Einstein connects with the amnesiac pianist because doctors in both stories want to examine the respective brains after death. Payne seems to be saying that such research is folly. A character quotes Einstein: “Imagination is more important than knowledge. Knowledge is limited.”

Which is much better than the lines Payne thinks up to give his characters: “Having to remember keeps us locked into a particular mode of behavior,” or “Exactly as we have mapped the cosmos, we now need to map out the human brain.” Heavy.

In telling his two stories, Payne jumbles the events, keeping us in the dark about the characters’ various relationships for most of “Encoding” and “Storing.” The result is that the third act, “Retrieving,” comes chockablock with aha moments of resolution that don’t illuminate much of anything. The fractured structure merely obscures to allow for delayed and meaningless dramatic surprises.

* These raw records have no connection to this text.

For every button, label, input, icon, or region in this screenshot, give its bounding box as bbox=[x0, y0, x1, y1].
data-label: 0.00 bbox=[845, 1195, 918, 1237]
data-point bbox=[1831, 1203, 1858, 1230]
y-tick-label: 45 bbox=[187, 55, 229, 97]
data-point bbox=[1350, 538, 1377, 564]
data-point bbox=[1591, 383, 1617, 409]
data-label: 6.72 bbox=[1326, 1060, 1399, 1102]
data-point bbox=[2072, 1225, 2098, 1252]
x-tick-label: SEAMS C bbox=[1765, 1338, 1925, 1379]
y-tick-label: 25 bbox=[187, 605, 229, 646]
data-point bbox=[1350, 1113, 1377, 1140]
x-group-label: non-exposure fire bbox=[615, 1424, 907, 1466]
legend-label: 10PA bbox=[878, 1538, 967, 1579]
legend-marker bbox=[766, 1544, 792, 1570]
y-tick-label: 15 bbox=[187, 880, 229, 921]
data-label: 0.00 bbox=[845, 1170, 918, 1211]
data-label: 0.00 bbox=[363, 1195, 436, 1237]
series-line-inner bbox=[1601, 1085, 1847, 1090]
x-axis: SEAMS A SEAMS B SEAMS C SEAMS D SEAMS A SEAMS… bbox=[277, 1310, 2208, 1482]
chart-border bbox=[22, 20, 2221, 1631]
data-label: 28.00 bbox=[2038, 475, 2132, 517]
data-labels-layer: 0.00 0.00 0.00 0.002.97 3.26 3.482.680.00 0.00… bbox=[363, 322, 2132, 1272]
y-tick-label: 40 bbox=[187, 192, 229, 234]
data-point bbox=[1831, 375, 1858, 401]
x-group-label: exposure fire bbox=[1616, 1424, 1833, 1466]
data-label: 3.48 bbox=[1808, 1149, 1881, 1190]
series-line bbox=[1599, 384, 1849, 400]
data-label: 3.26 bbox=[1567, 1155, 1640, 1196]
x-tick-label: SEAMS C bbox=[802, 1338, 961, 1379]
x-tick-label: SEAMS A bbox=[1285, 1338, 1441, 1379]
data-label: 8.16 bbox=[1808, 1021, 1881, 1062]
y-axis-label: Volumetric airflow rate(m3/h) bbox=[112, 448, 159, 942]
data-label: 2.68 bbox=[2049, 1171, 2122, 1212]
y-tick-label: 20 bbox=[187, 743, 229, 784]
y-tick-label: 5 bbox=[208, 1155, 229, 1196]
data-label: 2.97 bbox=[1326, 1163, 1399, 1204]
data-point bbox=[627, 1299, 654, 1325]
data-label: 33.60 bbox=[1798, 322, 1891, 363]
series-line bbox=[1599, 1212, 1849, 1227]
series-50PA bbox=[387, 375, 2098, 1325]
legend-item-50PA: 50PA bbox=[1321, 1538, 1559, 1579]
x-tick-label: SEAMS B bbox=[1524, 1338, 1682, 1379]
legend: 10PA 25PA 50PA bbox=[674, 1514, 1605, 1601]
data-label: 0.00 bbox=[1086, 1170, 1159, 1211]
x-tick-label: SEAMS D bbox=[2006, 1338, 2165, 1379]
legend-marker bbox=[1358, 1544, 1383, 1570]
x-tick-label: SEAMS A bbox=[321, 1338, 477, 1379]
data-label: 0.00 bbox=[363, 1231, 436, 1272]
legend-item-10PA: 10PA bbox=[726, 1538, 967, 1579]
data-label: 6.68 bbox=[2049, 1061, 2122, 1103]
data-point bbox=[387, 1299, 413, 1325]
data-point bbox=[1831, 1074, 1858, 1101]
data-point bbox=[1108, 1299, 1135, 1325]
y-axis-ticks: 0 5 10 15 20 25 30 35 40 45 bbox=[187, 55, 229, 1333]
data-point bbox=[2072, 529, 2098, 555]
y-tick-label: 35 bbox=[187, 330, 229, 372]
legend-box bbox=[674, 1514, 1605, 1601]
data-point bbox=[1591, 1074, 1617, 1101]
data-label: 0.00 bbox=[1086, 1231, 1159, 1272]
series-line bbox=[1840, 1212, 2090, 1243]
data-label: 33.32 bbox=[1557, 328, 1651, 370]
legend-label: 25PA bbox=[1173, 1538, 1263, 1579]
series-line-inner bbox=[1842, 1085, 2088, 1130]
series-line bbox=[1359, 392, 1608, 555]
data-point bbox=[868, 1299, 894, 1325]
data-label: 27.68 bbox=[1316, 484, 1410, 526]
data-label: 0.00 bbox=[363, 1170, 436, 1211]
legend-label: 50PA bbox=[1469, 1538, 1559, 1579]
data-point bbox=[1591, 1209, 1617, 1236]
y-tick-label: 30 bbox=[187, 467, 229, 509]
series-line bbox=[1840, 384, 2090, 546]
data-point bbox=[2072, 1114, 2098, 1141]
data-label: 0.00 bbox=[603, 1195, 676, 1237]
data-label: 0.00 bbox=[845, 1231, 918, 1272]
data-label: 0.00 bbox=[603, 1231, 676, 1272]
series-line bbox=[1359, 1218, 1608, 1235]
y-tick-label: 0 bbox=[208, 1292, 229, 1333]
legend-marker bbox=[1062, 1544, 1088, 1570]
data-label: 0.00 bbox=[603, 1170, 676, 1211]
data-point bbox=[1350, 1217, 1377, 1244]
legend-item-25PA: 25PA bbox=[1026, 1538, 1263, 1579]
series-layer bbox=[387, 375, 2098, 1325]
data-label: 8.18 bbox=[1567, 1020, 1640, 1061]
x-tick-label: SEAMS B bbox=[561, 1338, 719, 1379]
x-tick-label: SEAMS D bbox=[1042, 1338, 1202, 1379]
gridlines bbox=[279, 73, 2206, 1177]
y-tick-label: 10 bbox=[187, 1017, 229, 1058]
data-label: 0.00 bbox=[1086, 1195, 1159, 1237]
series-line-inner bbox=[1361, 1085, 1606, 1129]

Playing multiple roles, only Morgan Spector manages not to overact. Payne’s structure almost demands exaggerated performances from Geneva Carr, Charlie Cox and Heather Lind. We come to differentiate the characters by their various accents, which range from British to a Midwestern twang.

Few scenes last more than three minutes, and just when the action begins to take off, Payne switches to another story. Often, this approach finds an actor having to segue almost mid-sentence from playing a confused lesbian girlfriend to playing a dying pregnant wife, from asking noisy questions (one guy is a reporter) to having an epileptic seizure.

Doug Hughes’ direction includes a peculiar tic. Before each of the three acts, the actors strut the stage making weird gestures to an overamplified soft rock score by David Van Tieghem. It’s like watching a bunch of middle-age fogies try to mimic Madonna‘s “Vogue” video.